World leaders fear US-DPRK insults could lead to real-world war

World Today

TV screens show a news program with an image of U.S. President Donald Trump and North Korean leader Kim Jong Un, left, at the Yongsan Electronic Market in Seoul, South Korea, Wednesday, Sept. 20, 2017. South Korea seemed to downplay the latest hot rhetoric aimed at North Korea by President Trump, calling his words a signal of Washington’s strong resolve to deal with the North’s march to nuclear weapons mastery but essentially a repetition of U.S. policy. (AP Photo/Ahn Young-joon)

Insults flew this week at the 2017 U.N. General Assembly.
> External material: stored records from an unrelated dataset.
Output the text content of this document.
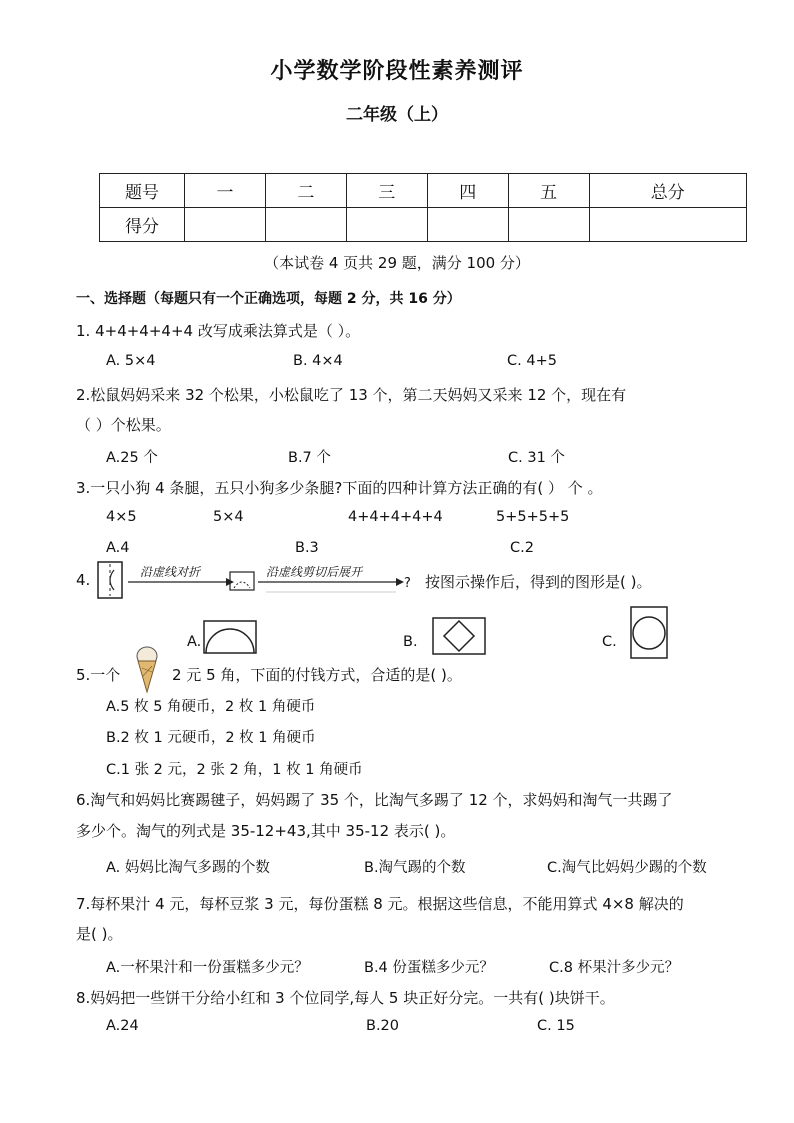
小学数学阶段性素养测评
二年级（上）
题号	一	二	三	四	五	总分
得分						
（本试卷 4 页共 29 题，满分 100 分）
一、选择题（每题只有一个正确选项，每题 2 分，共 16 分）
1. 4+4+4+4+4 改写成乘法算式是（ ）。
A. 5×4	B. 4×4	C. 4+5
2.松鼠妈妈采来 32 个松果，小松鼠吃了 13 个，第二天妈妈又采来 12 个，现在有
（ ）个松果。
A.25 个	B.7 个	C. 31 个
3.一只小狗 4 条腿，五只小狗多少条腿?下面的四种计算方法正确的有( ） 个 。
4×5	5×4	4+4+4+4+4	5+5+5+5
A.4	B.3	C.2
4.	沿虚线对折	沿虚线剪切后展开
? 按图示操作后，得到的图形是( )。
A.	B.	C.
5.一个	2 元 5 角，下面的付钱方式，合适的是( )。
A.5 枚 5 角硬币，2 枚 1 角硬币
B.2 枚 1 元硬币，2 枚 1 角硬币
C.1 张 2 元，2 张 2 角，1 枚 1 角硬币
6.淘气和妈妈比赛踢毽子，妈妈踢了 35 个，比淘气多踢了 12 个，求妈妈和淘气一共踢了
多少个。淘气的列式是 35-12+43,其中 35-12 表示( )。
A. 妈妈比淘气多踢的个数	B.淘气踢的个数	C.淘气比妈妈少踢的个数
7.每杯果汁 4 元，每杯豆浆 3 元，每份蛋糕 8 元。根据这些信息，不能用算式 4×8 解决的
是( )。
A.一杯果汁和一份蛋糕多少元？	B.4 份蛋糕多少元？	C.8 杯果汁多少元？
8.妈妈把一些饼干分给小红和 3 个位同学,每人 5 块正好分完。一共有( )块饼干。
A.24	B.20	C. 15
U.S. President Trump started by lashing out at Democratic People’s Republic of Korea leader Kim Jong-un, and the situation only spiraled from there.
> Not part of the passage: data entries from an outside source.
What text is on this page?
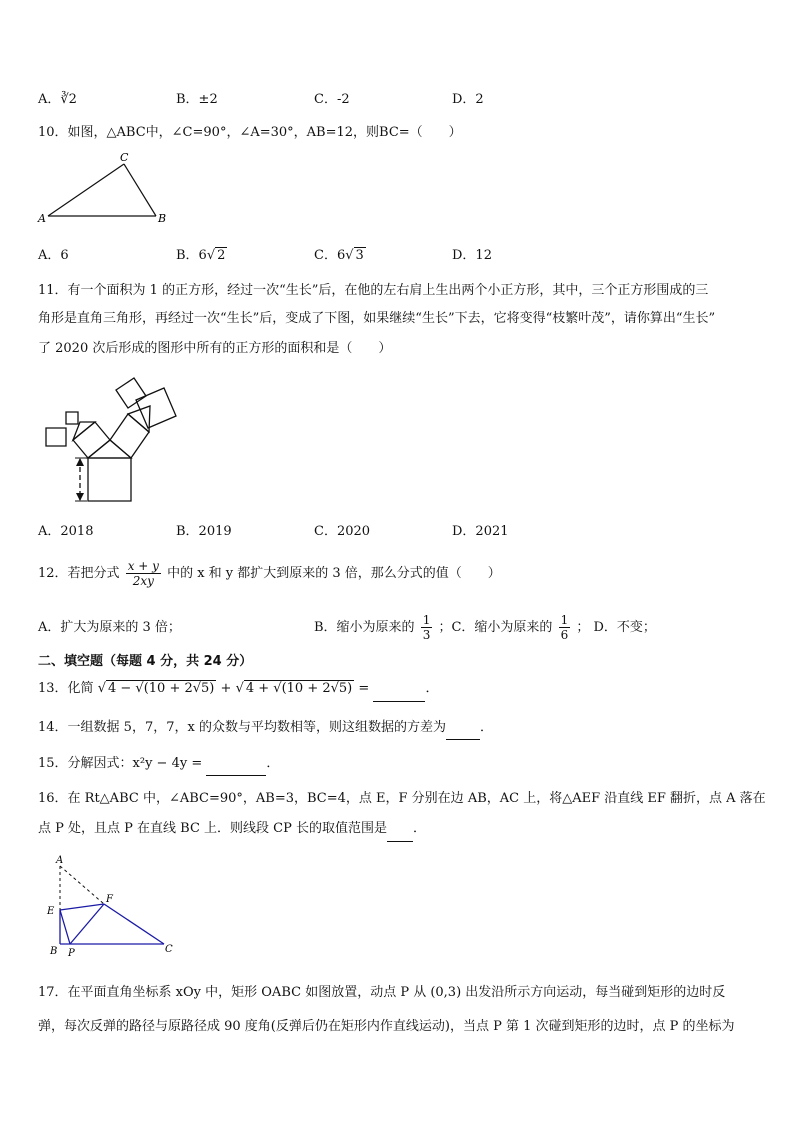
A．∛2	B．±2	C．-2	D．2
10．如图，△ABC中，∠C=90°，∠A=30°，AB=12，则BC=（　　）
A
C
B
A．6	B．6√ 2	C．6√ 3	D．12
11．有一个面积为 1 的正方形，经过一次“生长”后，在他的左右肩上生出两个小正方形，其中，三个正方形围成的三
角形是直角三角形，再经过一次“生长”后，变成了下图，如果继续“生长”下去，它将变得“枝繁叶茂”，请你算出“生长”
了 2020 次后形成的图形中所有的正方形的面积和是（　　）
A．2018	B．2019	C．2020	D．2021
12．若把分式 $\frac{x + y}{2xy}$ 中的 x 和 y 都扩大到原来的 3 倍，那么分式的值（　　）
A．扩大为原来的 3 倍；	B．缩小为原来的 $\frac{1}{3}$ ；C．缩小为原来的 $\frac{1}{6}$ ； D．不变；
二、填空题（每题 4 分，共 24 分）
13．化简 √ 4 − √(10 + 2√5) + √ 4 + √(10 + 2√5) =	．
14．一组数据 5，7，7，x 的众数与平均数相等，则这组数据的方差为	．
15．分解因式：x²y − 4y =	．
16．在 Rt△ABC 中，∠ABC=90°，AB=3，BC=4，点 E，F 分别在边 AB，AC 上，将△AEF 沿直线 EF 翻折，点 A 落在
点 P 处，且点 P 在直线 BC 上．则线段 CP 长的取值范围是 ．
A
E
F
B P	C
17．在平面直角坐标系 xOy 中，矩形 OABC 如图放置，动点 P 从 (0,3) 出发沿所示方向运动，每当碰到矩形的边时反
弹，每次反弹的路径与原路径成 90 度角(反弹后仍在矩形内作直线运动)，当点 P 第 1 次碰到矩形的边时，点 P 的坐标为
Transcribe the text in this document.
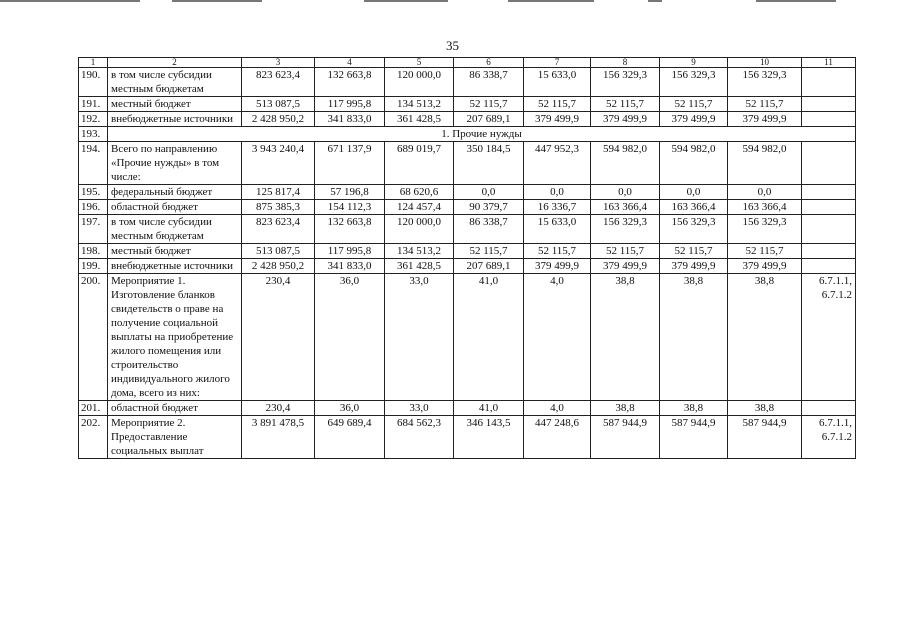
35
1	2	3	4	5	6	7	8	9	10	11
190.	в том числе субсидии местным бюджетам	823 623,4	132 663,8	120 000,0	86 338,7	15 633,0	156 329,3	156 329,3	156 329,3	
191.	местный бюджет	513 087,5	117 995,8	134 513,2	52 115,7	52 115,7	52 115,7	52 115,7	52 115,7	
192.	внебюджетные источники	2 428 950,2	341 833,0	361 428,5	207 689,1	379 499,9	379 499,9	379 499,9	379 499,9	
193.	1. Прочие нужды									
194.	Всего по направлению «Прочие нужды» в том числе:	3 943 240,4	671 137,9	689 019,7	350 184,5	447 952,3	594 982,0	594 982,0	594 982,0	
195.	федеральный бюджет	125 817,4	57 196,8	68 620,6	0,0	0,0	0,0	0,0	0,0	
196.	областной бюджет	875 385,3	154 112,3	124 457,4	90 379,7	16 336,7	163 366,4	163 366,4	163 366,4	
197.	в том числе субсидии местным бюджетам	823 623,4	132 663,8	120 000,0	86 338,7	15 633,0	156 329,3	156 329,3	156 329,3	
198.	местный бюджет	513 087,5	117 995,8	134 513,2	52 115,7	52 115,7	52 115,7	52 115,7	52 115,7	
199.	внебюджетные источники	2 428 950,2	341 833,0	361 428,5	207 689,1	379 499,9	379 499,9	379 499,9	379 499,9	
200.	Мероприятие 1. Изготовление бланков свидетельств о праве на получение социальной выплаты на приобретение жилого помещения или строительство индивидуального жилого дома, всего из них:	230,4	36,0	33,0	41,0	4,0	38,8	38,8	38,8	6.7.1.1, 6.7.1.2
201.	областной бюджет	230,4	36,0	33,0	41,0	4,0	38,8	38,8	38,8	
202.	Мероприятие 2. Предоставление социальных выплат	3 891 478,5	649 689,4	684 562,3	346 143,5	447 248,6	587 944,9	587 944,9	587 944,9	6.7.1.1, 6.7.1.2
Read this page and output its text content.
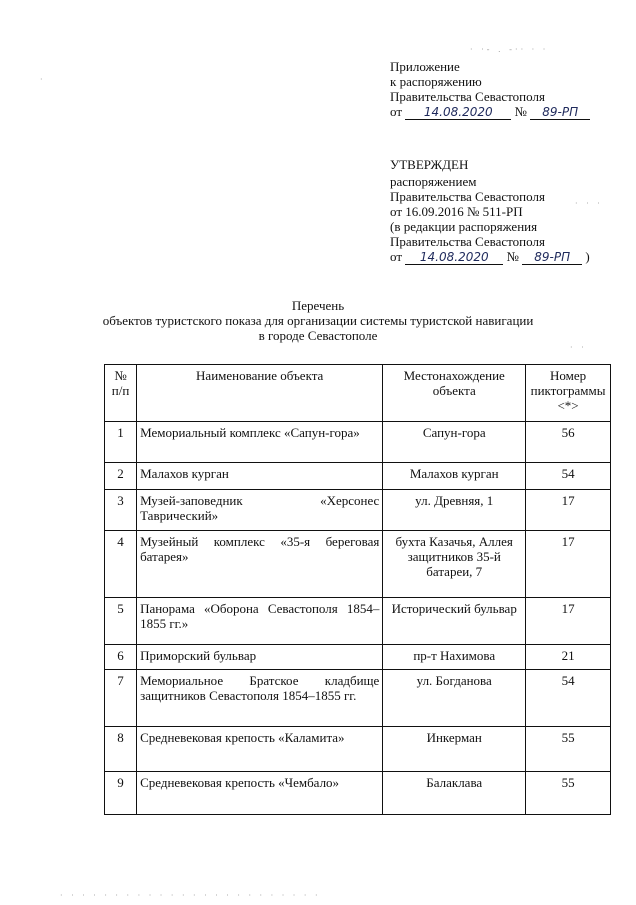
· ·- . -·· · ·
·
· · ·
· ·
· · · · · · · · · · · · · · · · · · · · · · · ·
Приложение
к распоряжению
Правительства Севастополя
от 14.08.2020 № 89-РП
УТВЕРЖДЕН
распоряжением
Правительства Севастополя
от 16.09.2016 № 511-РП
(в редакции распоряжения
Правительства Севастополя
от 14.08.2020 № 89-РП )
Перечень
объектов туристского показа для организации системы туристской навигации
в городе Севастополе
№ п/п	Наименование объекта	Местонахождение объекта	Номер пиктограммы <*>
1	Мемориальный комплекс «Сапун-гора»	Сапун-гора	56
2	Малахов курган	Малахов курган	54
3	Музей-заповедник «Херсонес Таврический»	ул. Древняя, 1	17
4	Музейный комплекс «35-я береговая батарея»	бухта Казачья, Аллея защитников 35-й батареи, 7	17
5	Панорама «Оборона Севастополя 1854–1855 гг.»	Исторический бульвар	17
6	Приморский бульвар	пр-т Нахимова	21
7	Мемориальное Братское кладбище защитников Севастополя 1854–1855 гг.	ул. Богданова	54
8	Средневековая крепость «Каламита»	Инкерман	55
9	Средневековая крепость «Чембало»	Балаклава	55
CGTN’s Nathan King reports.

Responding to President Trump’s threat to “totally destroy” the DPRK, Kim Jong-un (whom Trump described as a “rocket man on a suicide mission”) offered up his own carefully chosen words.

“The mentally deranged behavior of the U.S. president, openly expressing on the UN arena the unethical will to ‘totally destroy’ a sovereign state… makes even those with normal thinking faculty reconsider discretion and composure.”
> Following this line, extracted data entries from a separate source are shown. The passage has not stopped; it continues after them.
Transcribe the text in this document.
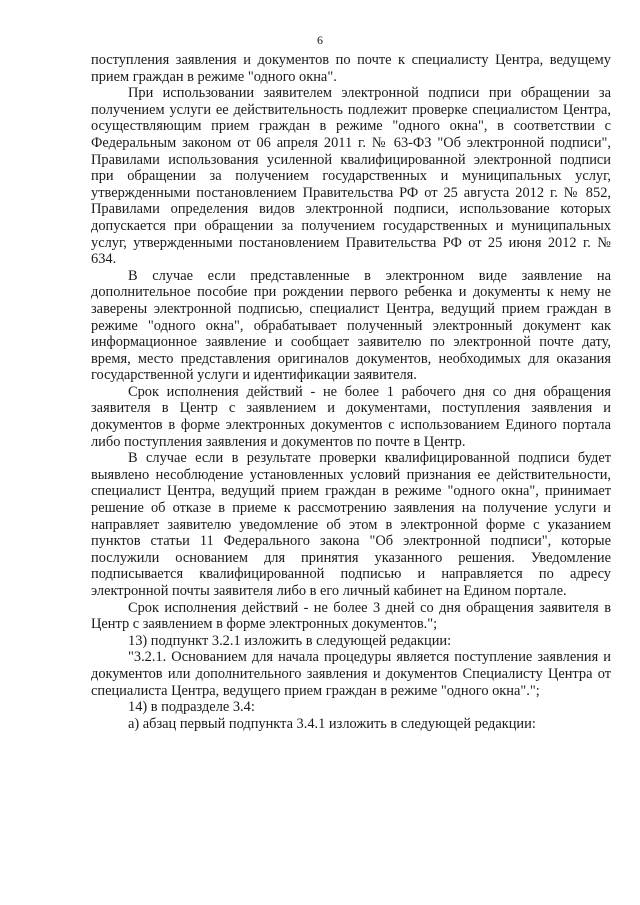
6

поступления заявления и документов по почте к специалисту Центра, ведущему прием граждан в режиме "одного окна".

При использовании заявителем электронной подписи при обращении за получением услуги ее действительность подлежит проверке специалистом Центра, осуществляющим прием граждан в режиме "одного окна", в соответствии с Федеральным законом от 06 апреля 2011 г. № 63-ФЗ "Об электронной подписи", Правилами использования усиленной квалифицированной электронной подписи при обращении за получением государственных и муниципальных услуг, утвержденными постановлением Правительства РФ от 25 августа 2012 г. № 852, Правилами определения видов электронной подписи, использование которых допускается при обращении за получением государственных и муниципальных услуг, утвержденными постановлением Правительства РФ от 25 июня 2012 г. № 634.

В случае если представленные в электронном виде заявление на дополнительное пособие при рождении первого ребенка и документы к нему не заверены электронной подписью, специалист Центра, ведущий прием граждан в режиме "одного окна", обрабатывает полученный электронный документ как информационное заявление и сообщает заявителю по электронной почте дату, время, место представления оригиналов документов, необходимых для оказания государственной услуги и идентификации заявителя.

Срок исполнения действий - не более 1 рабочего дня со дня обращения заявителя в Центр с заявлением и документами, поступления заявления и документов в форме электронных документов с использованием Единого портала либо поступления заявления и документов по почте в Центр.

В случае если в результате проверки квалифицированной подписи будет выявлено несоблюдение установленных условий признания ее действительности, специалист Центра, ведущий прием граждан в режиме "одного окна", принимает решение об отказе в приеме к рассмотрению заявления на получение услуги и направляет заявителю уведомление об этом в электронной форме с указанием пунктов статьи 11 Федерального закона "Об электронной подписи", которые послужили основанием для принятия указанного решения. Уведомление подписывается квалифицированной подписью и направляется по адресу электронной почты заявителя либо в его личный кабинет на Едином портале.

Срок исполнения действий - не более 3 дней со дня обращения заявителя в Центр с заявлением в форме электронных документов.";

13) подпункт 3.2.1 изложить в следующей редакции:

"3.2.1. Основанием для начала процедуры является поступление заявления и документов или дополнительного заявления и документов Специалисту Центра от специалиста Центра, ведущего прием граждан в режиме "одного окна".";

14) в подразделе 3.4:

а) абзац первый подпункта 3.4.1 изложить в следующей редакции:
Responding to this response, the U.S. president took to Twitter, saying: “Kim Jong Un of North Korea, who is obviously a madman who doesn’t mind starving or killing his people, will be tested like never before!”

The DPRK’s leader in turn threatened “the highest level of hard-line countermeasure in history.”

The escalating rhetoric and personal insults flying between the two leaders is leaving some fearful that this war or words may turn into an actual war if tensions continue to mount. 

U.N. Secretary General António Guterres and the foreign ministers of China and Russia are among the leaders who have called for a rollback in the rhetoric. The situation, however, has only continued to worsen.

Trump challenged not only the DPRK this week, but also used strong words to criticize the leaders of Iran, Venezuela, and Cuba.

Cuba’s foreign minister hit back on Friday, calling Trump’s U.N. speech “unacceptable and aggressive.” The minister then turned to the problem of income disparity.

“On Tuesday, President Donald Trump came here to convince us that one of his purposes is to promote the prosperity of nations and persons. But in the real world, the wealth owned by eight men together is the equivalent to the wealth shared by 3.6 billion human beings who make up the poorest half of humanity.”

Some fear the next clash could come between Washington and Iran. Trump this week labeled the two year-old nuclear agreement an embarrassment and gave his strongest indication yet that the U.S. may pull out.